The real point of a business plan

Lots of startups hit the scene with the impression that creating a business plan is a waste of time; just an exercise to appease potential investors, like filing provisional patents and signing NDAs. “Come up with the idea and strategy first, then make the business plan” right?

What isn’t shared often enough is the true value of a business plan: the process of creating it. If you’re going to come up with an idea and define the strategy, you owe it to the idea to go through the process of developing a business plan. It forces every potential issue to be confronted head-on, leading to a much more well-rounded strategy.

No business plan has ever been 100% accurate, nor should it. That’s not the point. The creation process helps you digest exactly what your requirements, dependencies and risks are before you waste time barking up the wrong tree. If you’ve done your job, every move your company makes will be intuitively linked to a bigger picture.

A good business plan isn’t something that should be made once and forgotten, either. Redoing a business plan from scratch every year is a great way to process what you’ve learned and use it to move forward productively. You may even realize what you thought you were making turned out to be something completely different.

The best framework for figuring out how your idea is going to work, and how you’re going to grow a business, is sitting right in front of you.

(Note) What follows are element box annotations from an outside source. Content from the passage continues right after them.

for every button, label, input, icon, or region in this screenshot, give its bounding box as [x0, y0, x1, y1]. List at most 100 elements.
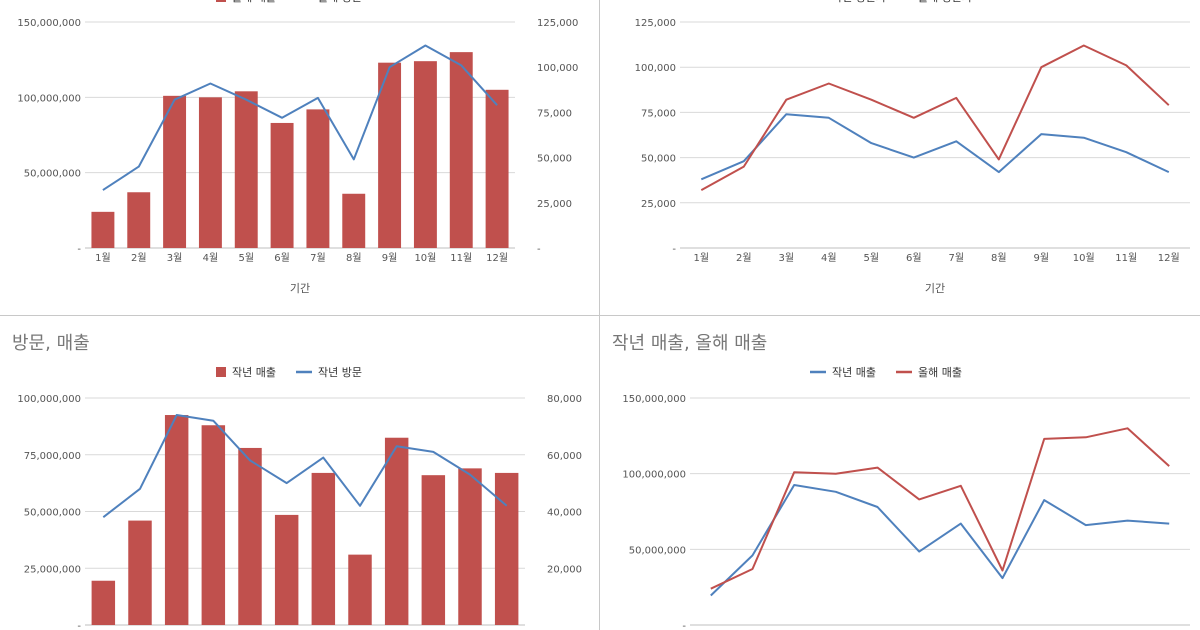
y-left-tick-label: 150,000,000 [622, 394, 686, 405]
y-right-tick-label: 125,000 [537, 18, 578, 29]
chart-panel-visits-revenue-last-year: 방문, 매출 - 25,000,000 50,000,000 75,000,000 100… [0, 315, 600, 630]
x-tick-label: 3월 [167, 252, 183, 264]
legend-label: 올해 방문자 [918, 0, 972, 4]
x-axis-title: 기간 [925, 282, 945, 295]
bar [91, 580, 116, 625]
x-tick-label: 11월 [450, 252, 472, 264]
chart-title: 작년 매출, 올해 매출 [612, 333, 767, 354]
y-left-tick-label: - [77, 244, 81, 255]
bar [306, 109, 330, 249]
x-tick-label: 6월 [274, 252, 290, 264]
bar [201, 425, 226, 625]
bar [449, 52, 473, 249]
bar [238, 447, 262, 625]
legend-label: 작년 방문 [318, 366, 362, 379]
chart-svg: - 50,000,000 100,000,000 150,000,000 - 25,000… [17, 0, 578, 295]
y-left-tick-label: 100,000,000 [17, 93, 81, 104]
legend-label: 작년 매출 [232, 366, 276, 379]
chart-title: 방문, 매출 [12, 333, 90, 354]
x-tick-label: 1월 [95, 252, 111, 264]
chart-svg: 방문, 매출 - 25,000,000 50,000,000 75,000,000 100… [12, 333, 582, 630]
x-tick-label: 5월 [238, 252, 254, 264]
legend-label: 올해 매출 [232, 0, 276, 4]
x-tick-label: 11월 [1115, 252, 1137, 264]
y-right-tick-label: 40,000 [547, 508, 582, 519]
bar [163, 95, 187, 249]
bar [342, 193, 366, 248]
y-left-tick-label: - [682, 621, 686, 630]
chart-panel-visits-revenue-this-year: - 50,000,000 100,000,000 150,000,000 - 25,000… [0, 0, 600, 315]
y-left-tick-label: 25,000,000 [24, 564, 81, 575]
y-left-tick-label: 50,000,000 [24, 169, 81, 180]
bar [127, 192, 151, 248]
x-tick-label: 9월 [382, 252, 398, 264]
y-right-tick-label: 75,000 [537, 108, 572, 119]
bar [421, 475, 446, 625]
x-tick-label: 10월 [1073, 252, 1095, 264]
y-right-tick-label: - [537, 244, 541, 255]
bar [198, 97, 222, 248]
x-tick-label: 3월 [778, 252, 794, 264]
y-left-tick-label: - [77, 621, 81, 630]
bar [485, 89, 509, 248]
series-line [710, 427, 1170, 590]
x-axis-title: 기간 [290, 282, 310, 295]
legend-label: 올해 방문 [318, 0, 362, 4]
x-tick-label: 9월 [1033, 252, 1049, 264]
legend-label: 올해 매출 [918, 365, 962, 379]
series-line [102, 414, 508, 518]
series-line [700, 113, 1170, 181]
panel-divider-horizontal [0, 315, 1200, 316]
bar [348, 554, 372, 625]
y-left-tick-label: 75,000,000 [24, 451, 81, 462]
bar [270, 122, 294, 248]
series-line [710, 484, 1170, 597]
y-left-tick-label: 25,000 [641, 199, 676, 210]
x-tick-label: 10월 [414, 252, 436, 264]
y-right-tick-label: 20,000 [547, 564, 582, 575]
y-right-tick-label: 50,000 [537, 154, 572, 165]
y-left-tick-label: 50,000,000 [24, 508, 81, 519]
bar [384, 437, 409, 625]
bar [128, 520, 152, 625]
y-left-tick-label: 100,000,000 [622, 470, 686, 481]
y-right-tick-label: 25,000 [537, 199, 572, 210]
x-tick-label: 2월 [736, 252, 752, 264]
chart-panel-revenue-comparison: 작년 매출, 올해 매출 - 50,000,000 100,000,000 150,00… [600, 315, 1200, 630]
x-tick-label: 1월 [693, 252, 709, 264]
x-tick-label: 12월 [1158, 252, 1180, 264]
series-line [102, 44, 498, 191]
y-left-tick-label: 100,000,000 [17, 394, 81, 405]
y-right-tick-label: 80,000 [547, 394, 582, 405]
legend-label: 작년 방문자 [832, 0, 886, 4]
y-right-tick-label: 60,000 [547, 451, 582, 462]
bar [234, 91, 258, 248]
legend-swatch-bar [216, 0, 226, 2]
x-tick-label: 7월 [948, 252, 964, 264]
bar [378, 62, 402, 249]
y-left-tick-label: 150,000,000 [17, 18, 81, 29]
chart-panel-visitors-comparison: - 25,000 50,000 75,000 100,000 125,000 1월 2월 3월 4… [600, 0, 1200, 315]
x-tick-label: 6월 [906, 252, 922, 264]
x-tick-label: 4월 [821, 252, 837, 264]
y-left-tick-label: 50,000,000 [629, 545, 686, 556]
chart-svg: - 25,000 50,000 75,000 100,000 125,000 1월 2월 3월 4… [635, 0, 1190, 295]
x-tick-label: 7월 [310, 252, 326, 264]
x-tick-label: 12월 [486, 252, 508, 264]
bar [164, 415, 189, 625]
bar [274, 514, 299, 625]
bar [494, 472, 519, 625]
chart-svg: 작년 매출, 올해 매출 - 50,000,000 100,000,000 150,00… [612, 333, 1190, 630]
x-tick-label: 2월 [131, 252, 147, 264]
x-tick-label: 4월 [203, 252, 219, 264]
y-right-tick-label: 100,000 [537, 63, 578, 74]
bar [91, 211, 115, 248]
legend-swatch-bar [216, 367, 226, 377]
x-tick-label: 8월 [346, 252, 362, 264]
x-tick-label: 8월 [991, 252, 1007, 264]
series-line [700, 44, 1170, 191]
bar [311, 472, 336, 625]
y-left-tick-label: 50,000 [641, 154, 676, 165]
legend-label: 작년 매출 [832, 366, 876, 379]
y-left-tick-label: - [672, 244, 676, 255]
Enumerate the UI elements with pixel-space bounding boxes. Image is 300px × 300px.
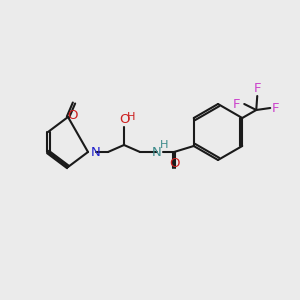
Text: O: O [119,113,129,126]
Text: N: N [91,146,101,158]
Text: F: F [272,101,280,115]
Text: F: F [254,82,261,95]
Text: N: N [152,146,162,158]
Text: F: F [233,98,240,110]
Text: O: O [169,157,179,170]
Text: H: H [127,112,135,122]
Text: H: H [160,140,168,150]
Text: O: O [67,109,77,122]
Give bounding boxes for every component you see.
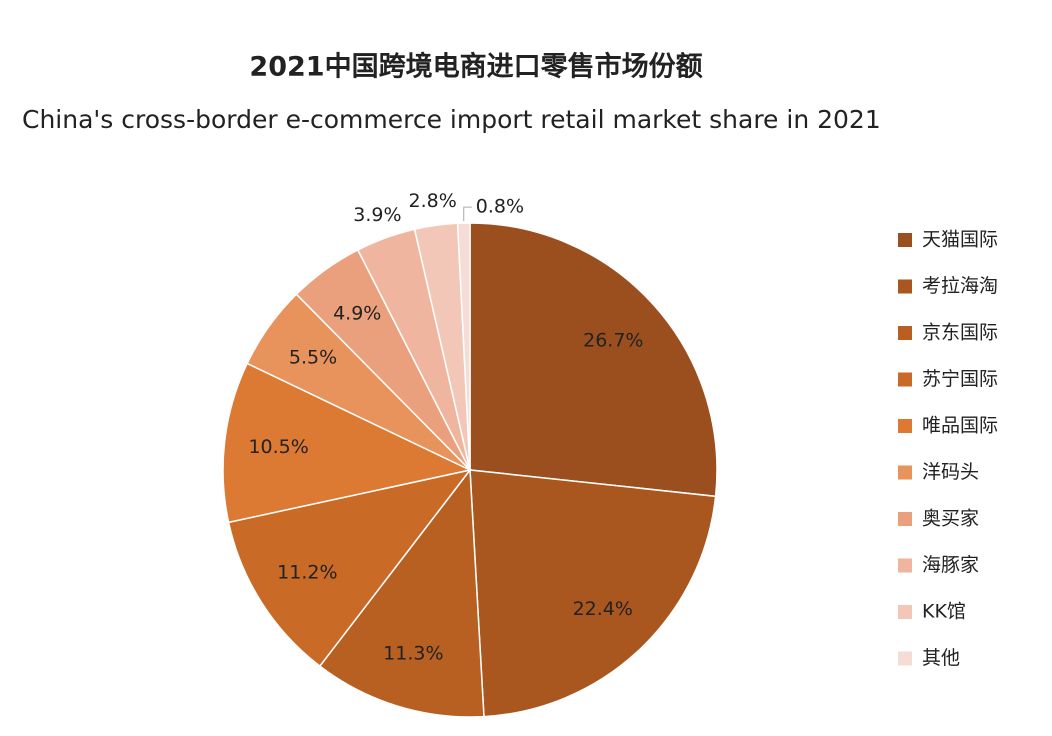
data-label: 11.3%	[383, 643, 443, 665]
pie-slice	[469, 469, 717, 718]
legend-label: 苏宁国际	[922, 368, 998, 390]
chart-subtitle: China's cross-border e-commerce import r…	[22, 105, 881, 134]
legend-swatch	[898, 372, 912, 387]
data-label: 3.9%	[353, 204, 401, 226]
legend-label: 海豚家	[922, 554, 979, 576]
data-label: 0.8%	[476, 196, 524, 218]
data-label: 10.5%	[248, 436, 308, 458]
chart-title: 2021中国跨境电商进口零售市场份额	[249, 51, 702, 83]
pie-slice	[469, 222, 718, 498]
legend-label: 唯品国际	[922, 415, 998, 437]
legend-label: 其他	[922, 647, 960, 669]
data-label: 26.7%	[583, 330, 643, 352]
pie-slice	[456, 222, 471, 471]
legend-swatch	[898, 651, 912, 666]
data-label: 22.4%	[573, 598, 633, 620]
legend-label: 考拉海淘	[922, 275, 998, 297]
legend-swatch	[898, 605, 912, 619]
legend-label: 京东国际	[922, 322, 998, 344]
data-label: 5.5%	[289, 347, 337, 369]
data-label: 2.8%	[409, 190, 457, 212]
legend-label: 洋码头	[922, 461, 979, 483]
data-label: 4.9%	[333, 302, 381, 324]
legend-label: KK馆	[922, 601, 966, 623]
leader-line	[463, 206, 472, 222]
legend-swatch	[898, 279, 912, 294]
data-label: 11.2%	[277, 562, 337, 584]
legend-label: 奥买家	[922, 508, 979, 530]
legend-swatch	[898, 419, 912, 433]
pie-slice	[227, 468, 472, 668]
legend-swatch	[898, 233, 912, 247]
legend-label: 天猫国际	[922, 229, 998, 251]
legend-swatch	[898, 326, 912, 340]
legend-swatch	[898, 512, 912, 526]
pie-slice	[222, 362, 473, 524]
legend-swatch	[898, 558, 912, 573]
legend-swatch	[898, 465, 912, 480]
pie-slice	[318, 467, 485, 718]
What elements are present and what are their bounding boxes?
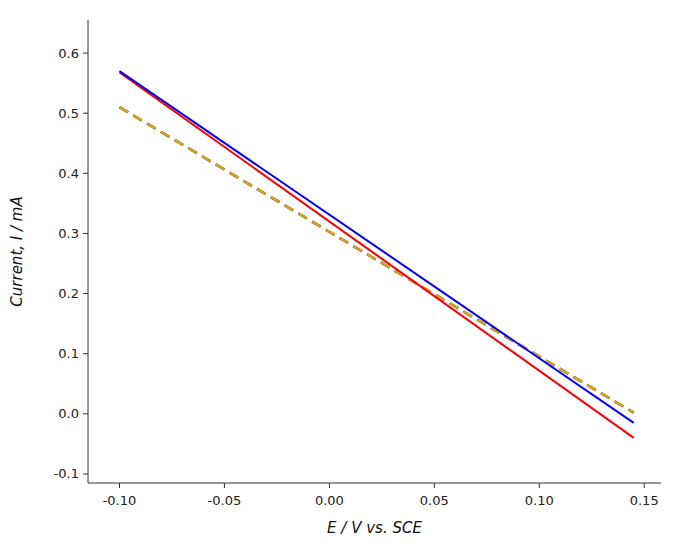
x-tick-label: -0.05	[208, 493, 242, 508]
y-tick-label: 0.6	[58, 46, 79, 61]
y-tick-label: 0.3	[58, 226, 79, 241]
y-tick	[83, 233, 88, 234]
series-line	[119, 72, 633, 438]
x-tick	[539, 483, 540, 488]
y-tick-label: -0.1	[54, 466, 79, 481]
chart: -0.10 -0.05 0.00 0.05 0.10 0.15 -0.1 0.0 0.1 0.2 0…	[0, 0, 685, 553]
series-line	[119, 107, 633, 412]
y-tick	[83, 293, 88, 294]
y-axis-label: Current, I / mA	[8, 196, 26, 306]
x-tick	[119, 483, 120, 488]
x-tick	[644, 483, 645, 488]
x-tick-label: 0.00	[315, 493, 344, 508]
plot-area	[119, 71, 633, 438]
x-tick-label: -0.10	[103, 493, 137, 508]
y-tick	[83, 353, 88, 354]
y-tick	[83, 413, 88, 414]
x-axis-label: E / V vs. SCE	[327, 519, 422, 537]
x-axis-line	[88, 483, 661, 484]
x-tick-label: 0.15	[630, 493, 659, 508]
y-tick-label: 0.1	[58, 346, 79, 361]
background	[0, 0, 685, 553]
x-tick	[329, 483, 330, 488]
y-tick	[83, 53, 88, 54]
axes: -0.10 -0.05 0.00 0.05 0.10 0.15 -0.1 0.0 0.1 0.2 0…	[54, 20, 661, 508]
x-tick-label: 0.10	[525, 493, 554, 508]
y-tick-label: 0.2	[58, 286, 79, 301]
y-tick-label: 0.0	[58, 406, 79, 421]
y-tick-label: 0.4	[58, 166, 79, 181]
y-tick-label: 0.5	[58, 106, 79, 121]
y-tick	[83, 473, 88, 474]
series-line	[119, 107, 633, 412]
x-tick	[434, 483, 435, 488]
y-tick	[83, 113, 88, 114]
x-tick	[224, 483, 225, 488]
series-line	[119, 71, 633, 423]
y-tick	[83, 173, 88, 174]
x-tick-label: 0.05	[420, 493, 449, 508]
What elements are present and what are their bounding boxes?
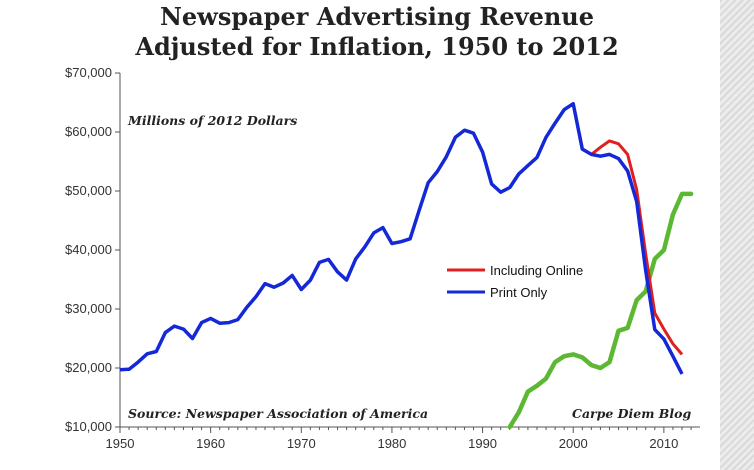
y-tick-label: $40,000: [65, 242, 112, 257]
y-tick-label: $60,000: [65, 124, 112, 139]
x-tick-label: 2010: [649, 436, 678, 451]
legend-item-including-online: Including Online: [490, 263, 583, 278]
y-tick-label: $50,000: [65, 183, 112, 198]
x-tick-label: 1980: [377, 436, 406, 451]
axes: $10,000 $20,000 $30,000 $40,000 $50,000 $60,0…: [65, 65, 700, 451]
background-strip: [720, 0, 754, 470]
credit-note: Carpe Diem Blog: [572, 406, 691, 421]
y-tick-label: $20,000: [65, 360, 112, 375]
x-tick-label: 1990: [468, 436, 497, 451]
green-curve: [507, 191, 694, 430]
series-line-print-only: [119, 101, 684, 375]
series-line-including-online: [571, 103, 684, 356]
x-tick-label: 1970: [287, 436, 316, 451]
source-note: Source: Newspaper Association of America: [128, 406, 428, 421]
x-tick-label: 1960: [196, 436, 225, 451]
x-tick-label: 2000: [559, 436, 588, 451]
legend: Including Online Print Only: [447, 263, 583, 300]
chart-title-line-2: Adjusted for Inflation, 1950 to 2012: [135, 32, 619, 61]
legend-item-print-only: Print Only: [490, 285, 548, 300]
chart-title-line-1: Newspaper Advertising Revenue: [159, 2, 595, 31]
series-lines: [119, 101, 694, 430]
x-tick-label: 1950: [106, 436, 135, 451]
y-tick-label: $10,000: [65, 419, 112, 434]
y-tick-label: $30,000: [65, 301, 112, 316]
units-note: Millions of 2012 Dollars: [127, 113, 297, 128]
y-tick-label: $70,000: [65, 65, 112, 80]
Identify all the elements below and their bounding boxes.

Instead, the startup scene is going in the opposite direction. Y Combinator recently announced their weird “No Idea” initiative: funding entrepreneurs who don’t yet have an idea. In their words, “if the only thing holding you back from starting a startup is not having an idea for one, now nothing is holding you back.”

The logic: if they fund a person, that person will then come up with an idea, then create an all-star team to execute on the idea, which then generates tons of profit, which then exits. 

I get it. Investing in the team, not the idea. The problem is, it’s taking something that is already risky and making it even riskier. I guess Y Combinator isn’t disappointed enough in their sub-average 8% company exits.

Plus, correct me if I’m wrong, but don’t you need to have an idea to be an entrepreneur?